Ul Quorn could do that, Curt reflected. He and the Brain were helpless for the moment, among armed enemies. It was time to use another of Ul Quorn’s own weaknesses against him — the trait of spiteful curiosity that stemmed from a twisted but brilliant pursuit of scientific knowledge.
“I’m ready to die,” said Curt. “So is Simon. When we’re gone, you can’t find out what preparations are being made against you.”
“Preparations?” repeated Ul Quorn. “You mean, defense against invasion? Impossible! We sent spies — the best spies —”
“Your best aren’t good enough,” taunted Simon Wright, taking his cue from Captain Future. “We’re here, aren’t we? Do you think we’d come smashing in without arranging — in secret — a big surprise for you back in our own dimension?”
“Don’t tell any more, Simon,” said Captain Future
. “He’s going to kill us, anyway.”
ONE of the pallid monstrosities began to twitter.
“Perhaps, we should wring their secrets from them,” he suggested.
“Not so easily done,” Captain Future snubbed the creature. “Ask Ul Quorn if I ever told anybody anything I didn’t want to tell. Especially if I’m to die, anyway.”
“There are many ways of dying,” said the pallid tiling. “Easy ways, and hard ways.”

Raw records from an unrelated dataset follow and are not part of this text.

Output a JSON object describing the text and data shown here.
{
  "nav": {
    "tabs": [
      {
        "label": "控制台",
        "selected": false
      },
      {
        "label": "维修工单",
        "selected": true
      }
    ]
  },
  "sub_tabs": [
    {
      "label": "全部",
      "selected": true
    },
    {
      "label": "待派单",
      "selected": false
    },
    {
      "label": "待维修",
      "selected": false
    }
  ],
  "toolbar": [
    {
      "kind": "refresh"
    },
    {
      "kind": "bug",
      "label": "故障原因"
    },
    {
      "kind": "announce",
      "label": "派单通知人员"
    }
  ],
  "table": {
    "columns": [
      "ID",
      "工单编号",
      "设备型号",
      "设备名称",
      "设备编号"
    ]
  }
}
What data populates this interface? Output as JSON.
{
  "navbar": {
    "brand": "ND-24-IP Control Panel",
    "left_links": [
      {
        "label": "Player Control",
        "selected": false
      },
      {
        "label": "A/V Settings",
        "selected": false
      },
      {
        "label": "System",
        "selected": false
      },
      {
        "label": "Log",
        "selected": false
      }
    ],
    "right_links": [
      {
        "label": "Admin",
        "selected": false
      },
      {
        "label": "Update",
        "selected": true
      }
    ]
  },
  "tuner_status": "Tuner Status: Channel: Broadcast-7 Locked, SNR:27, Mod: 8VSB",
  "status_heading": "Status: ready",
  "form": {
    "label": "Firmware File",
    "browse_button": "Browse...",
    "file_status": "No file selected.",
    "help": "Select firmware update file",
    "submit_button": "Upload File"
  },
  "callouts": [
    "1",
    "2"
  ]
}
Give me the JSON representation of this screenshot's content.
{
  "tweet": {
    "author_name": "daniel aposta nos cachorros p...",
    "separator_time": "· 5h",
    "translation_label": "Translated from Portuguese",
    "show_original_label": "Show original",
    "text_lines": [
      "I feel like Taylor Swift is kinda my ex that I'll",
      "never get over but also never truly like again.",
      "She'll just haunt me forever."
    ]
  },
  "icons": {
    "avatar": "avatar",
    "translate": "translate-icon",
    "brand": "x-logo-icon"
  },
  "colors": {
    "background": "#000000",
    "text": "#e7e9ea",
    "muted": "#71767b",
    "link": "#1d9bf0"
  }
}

“Stop that,” ordered Ul Quorn. “I know Captain Future, and he’s my most deadly enemy. But he’s the wisest, bravest, most dangerous creature I’ve ever encountered. Threats won’t work, and not many tricks. March them away and put them in the safest place possible.”
The misshapen assistants of Ul Quorn moved forward obediently. With a pallid captor at each bound elbow, Captain Future marched across the clearing to an open panelway that he recognized as an entrance to his own laboratory.
Here, at least, the nature of things on the Moon did not appear changed. They descended to a corridor below, marched along it, and one of the pale men flung open an inner door. Captain Future was pushed into a dark, cubical chamber, and a quick spurt of flame from a gunlike instrument roughly welded the loose end of his tether to the metal bulkhead. Another fusing hung the Brain in his bonds as in a hammock, just out of possible reach of Captain Future...
The door clanged shut, a lock snicked into place. Captain Future strained his eyes in the dimness. In a far corner stood a massive, towering figure. Could it be —
“Grag?”
“Chief!” came the booming voice of the robot. “Did they get you, too?”
“Simon and me both,” replied Curt. “Are you tied? What happened?”
“I don’t quite know,” admitted Grag ruefully. “There was a big rough fellow I whipped — no, that was me, in a mirror. Then funny little pallid apes, and someone I remember from somewhere directed them.”